La proposta di lavoro, lanciata via mail, era allettante e decisamente poco faticosa: per guadagnare bastava «ospitare» sul proprio conto corrente dei bonifici, da trasferire poi ad altre persone, trattenendo per sé una commissione

La proposta di lavoro, lanciata via mail, era allettante e decisamente poco faticosa: per guadagnare bastava «ospitare» sul proprio conto corrente dei bonifici, da trasferire poi ad altre persone, trattenendo per sé una commissione. Peccato che si trattasse di denaro «sottratto» ad ignare persone, depredate di somme prelevate dal conto corrente attraverso frodi informatiche. In due - un 34enne residente a Pergine e un 37enne residente a Fano - sono finiti nei guai, con l’accusa di riciclaggio di denaro.
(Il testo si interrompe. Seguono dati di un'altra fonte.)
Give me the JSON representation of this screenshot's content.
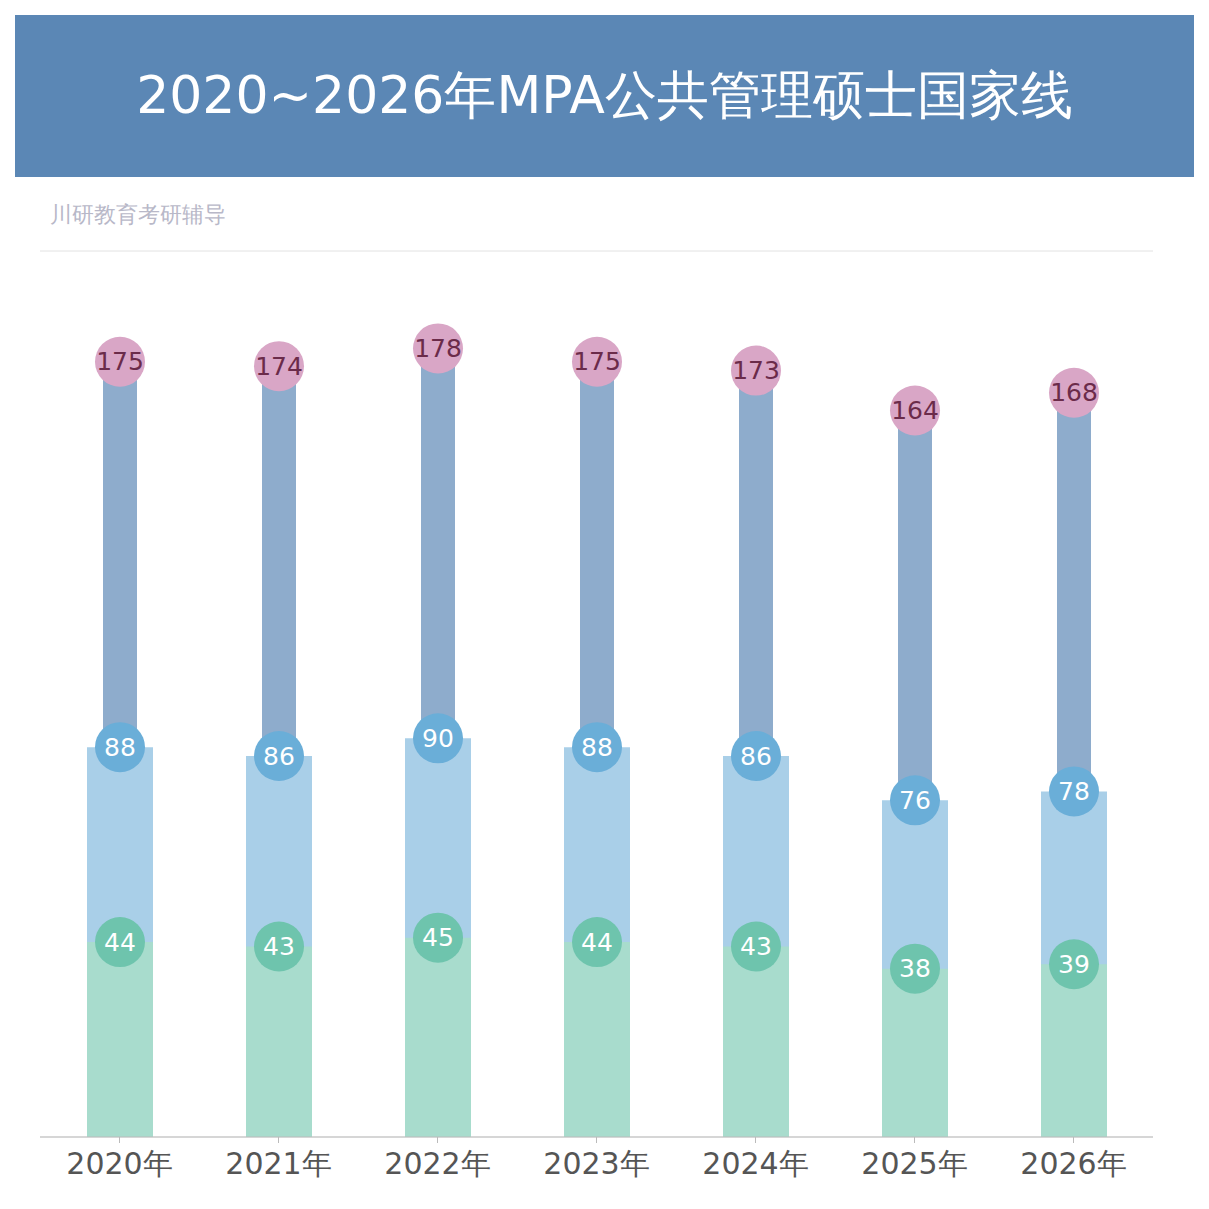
{
  "chart_data": {
    "type": "bar",
    "title": "2020~2026年MPA公共管理硕士国家线",
    "annotations": [
      "川研教育考研辅导"
    ],
    "categories": [
      "2020年",
      "2021年",
      "2022年",
      "2023年",
      "2024年",
      "2025年",
      "2026年"
    ],
    "series": [
      {
        "color": "#8eaccc",
        "values": [
          175,
          174,
          178,
          175,
          173,
          164,
          168
        ]
      },
      {
        "color": "#a9cfe8",
        "values": [
          88,
          86,
          90,
          88,
          86,
          76,
          78
        ]
      },
      {
        "color": "#a8dccd",
        "values": [
          44,
          43,
          45,
          44,
          43,
          38,
          39
        ]
      }
    ],
    "ylim": [
      0,
      200
    ],
    "yticks": [
      0,
      20,
      40,
      60,
      80,
      100,
      120,
      140,
      160,
      180,
      200
    ],
    "grid": true,
    "data_labels": true,
    "tick_labels": "x"
  }
}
Per entrambi la procura di Trento ha chiesto il rinvio a giudizio. Per quanto riguarda il dettaglio delle accuse il primo aveva ricevuto sul proprio conto corrente 1.900 euro, somma inviata da un’ignara ditta, che l’uomo ha trasferito in Ucraina nel gennaio 2013 attraverso due versamenti con Money Gram. Un servizio per il quale l’uomo aveva trattenuto per sé circa 50 euro. Ad «agganciare» l’imputato on line era stata una donna di origine russa, che sosteneva di avere una zia impiegata presso la ditta vittima del prelievo. La parente, però, non avrebbe potuto allontanarsi dal luogo di lavoro e pertanto aveva chiesto all’imputato se poteva effettuare lui un bonifico al padre, attraverso il circuito delle Poste. L’affare era andato in porto: l’uomo aveva ricevuto i 1.900 euro, aveva trattenuto per sé 50 euro e poi aveva versato in due tranche il denaro al parente in Ucraina. Anche il secondo imputato ha riferito di avere risposto ad una proposta di lavoro on line e di avere sottoscritto il relativo contratto. Anche in questo caso il lavoro era facile da eseguire: bastava ricevere sul conto corrente dei bonifici, per poi trasferirli ad altre persone in Ucrania, sempre attraverso Money Gram e Western Union. Il tutto, ovviamente, trattenendo per sé delle commissioni.